Gone but not forgotten Lasting impact: Paying for Operation Blizzard is next headache of local governments.

January 29, 1996

MUCH OF THE SNOW from the blizzard of '96 has melted, but local governments across the area are still dealing with the aftermath of this month's storms. Public works chiefs are attempting to rebutt charges they failed to adequately plow the streets, while budget directors are trying to find money to cover the extraordinary costs.

Judging the quality of the road-clearing seems to depend on the eye of the beholder. Every jurisdiction had complaints, although few matched the dissatisfaction of one Walter S. Davison. The Carroll County resident is alleged to have attacked a plow driver with a shovel who had plowed shut Mr. Davison's freshly cleaned driveway Jan. 12. He was charged with malicious destruction, assault and battery.

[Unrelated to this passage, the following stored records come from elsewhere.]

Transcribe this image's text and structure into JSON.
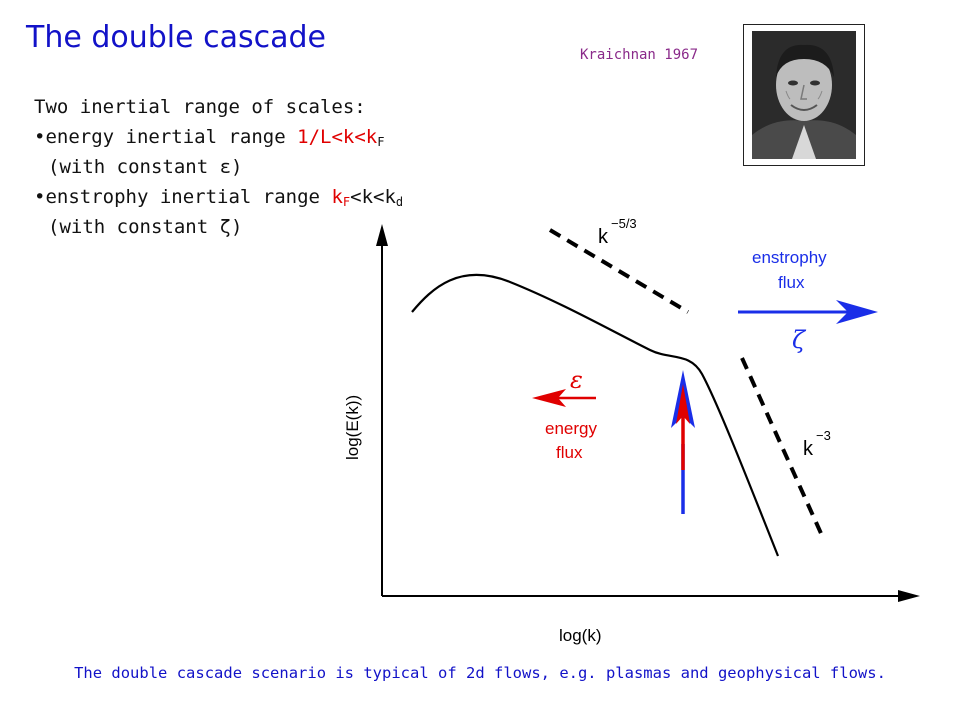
{
  "title": "The double cascade",
  "credit": "Kraichnan 1967",
  "intro": "Two inertial range of scales:",
  "energy_range": {
    "bullet": "•",
    "text": "energy inertial range ",
    "range_prefix": "1/L<k<k",
    "range_sub": "F",
    "constant_open": "(with constant ",
    "constant_symbol": "ε",
    "constant_close": ")"
  },
  "enstrophy_range": {
    "bullet": "•",
    "text": "enstrophy inertial range ",
    "k1": "k",
    "k1_sub": "F",
    "mid": "<k<k",
    "k2_sub": "d",
    "constant_open": "(with constant ",
    "constant_symbol": "ζ",
    "constant_close": ")"
  },
  "diagram": {
    "y_axis_label": "log(E(k))",
    "x_axis_label": "log(k)",
    "slope_53": {
      "base": "k",
      "exponent": "−5/3"
    },
    "slope_3": {
      "base": "k",
      "exponent": "−3"
    },
    "enstrophy_flux": {
      "line1": "enstrophy",
      "line2": "flux",
      "symbol": "ζ"
    },
    "energy_flux": {
      "line1": "energy",
      "line2": "flux",
      "symbol": "ε"
    },
    "colors": {
      "energy": "#e00000",
      "enstrophy": "#1a2ee8",
      "curve": "#000000"
    }
  },
  "footer": "The double cascade scenario is typical of 2d flows, e.g. plasmas and geophysical flows."
}
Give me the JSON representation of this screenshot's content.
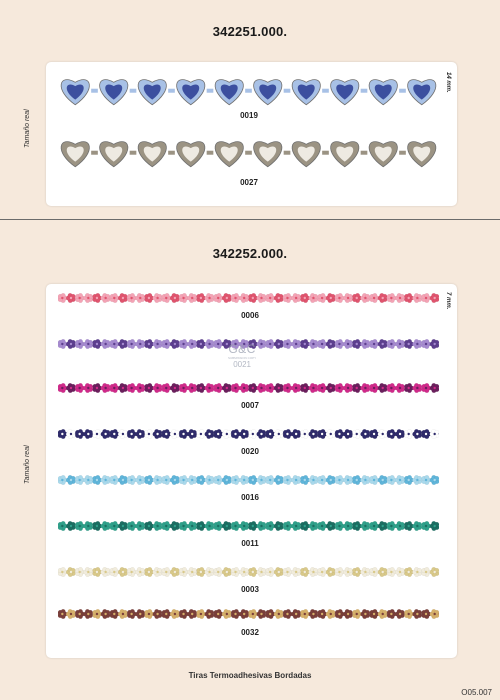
{
  "sections": [
    {
      "code": "342251.000.",
      "scale_label": "Tamaño real",
      "size_label": "14 mm.",
      "trims": [
        {
          "ref": "0019",
          "style": "hearts",
          "base": "#a8c1e6",
          "accent": "#3c4f9f"
        },
        {
          "ref": "0027",
          "style": "hearts",
          "base": "#9b9383",
          "accent": "#eeeae2"
        }
      ]
    },
    {
      "code": "342252.000.",
      "scale_label": "Tamaño real",
      "size_label": "7 mm.",
      "trims": [
        {
          "ref": "0006",
          "style": "flowers",
          "base": "#f4a3b5",
          "accent": "#e0546e"
        },
        {
          "ref": "0021",
          "style": "flowers",
          "base": "#a68bd0",
          "accent": "#5d3f8f"
        },
        {
          "ref": "0007",
          "style": "flowers",
          "base": "#d02a8a",
          "accent": "#6b1f5d"
        },
        {
          "ref": "0020",
          "style": "flowers",
          "base": "#2f2b6b",
          "accent": "#ffffff"
        },
        {
          "ref": "0016",
          "style": "flowers",
          "base": "#a9d9ec",
          "accent": "#5fb5da"
        },
        {
          "ref": "0011",
          "style": "flowers",
          "base": "#2fa08a",
          "accent": "#1b6e62"
        },
        {
          "ref": "0003",
          "style": "flowers",
          "base": "#f1ecdc",
          "accent": "#d9c98a"
        },
        {
          "ref": "0032",
          "style": "flowers",
          "base": "#7a3f3a",
          "accent": "#d6b06b"
        }
      ]
    }
  ],
  "watermark": {
    "logo": "G&C",
    "sub": "SUBMISSION COPY",
    "code": "0021"
  },
  "footer": {
    "title": "Tiras Termoadhesivas Bordadas",
    "page_code": "O05.007"
  }
}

Judging the snow removal efforts is a squishy science. Not so nebulous are the $65 million-plus in bills coming due for what has been called Maryland's most expensive storm on record. All area governments have applied for federal assistance. They will be notified in a month or so about how much they will receive.

We were intrigued by a compilation in this newspaper of what the various jurisdictions spent per mile: Baltimore County, $796; Baltimore, $800; Anne Arundel, $1,225; Howard, $1,247; Carroll, $1,387; Harford, $2,947.

We're still not sure if that meant Harford did three times as good a job as the city, or was three times less efficient. However, even suburban public works directors acknowledge that the city's job is made tougher by virtue of street grids and having less open space to push snow.

Another county official suggests per-capita costs might be a better measure of the snow removal value: Baltimore County, $2.79; Anne Arundel, $4.26; Baltimore, $4.61; Howard, $4.85; Carroll, $9.30; Harford, $13.39. Harford's still high, although most residents would agree that spending a few bucks per head to free their neighborhoods was worth it.

With nearly seven more weeks of winter remaining, the counties' battle with the snow is only partly over. The calendar (not to mention the venerable Hagers-Town Town & Country Almanack) says it's too early for county officials to record their budget adjustments in ink, or to think they have heard the last of complaints on snow removal.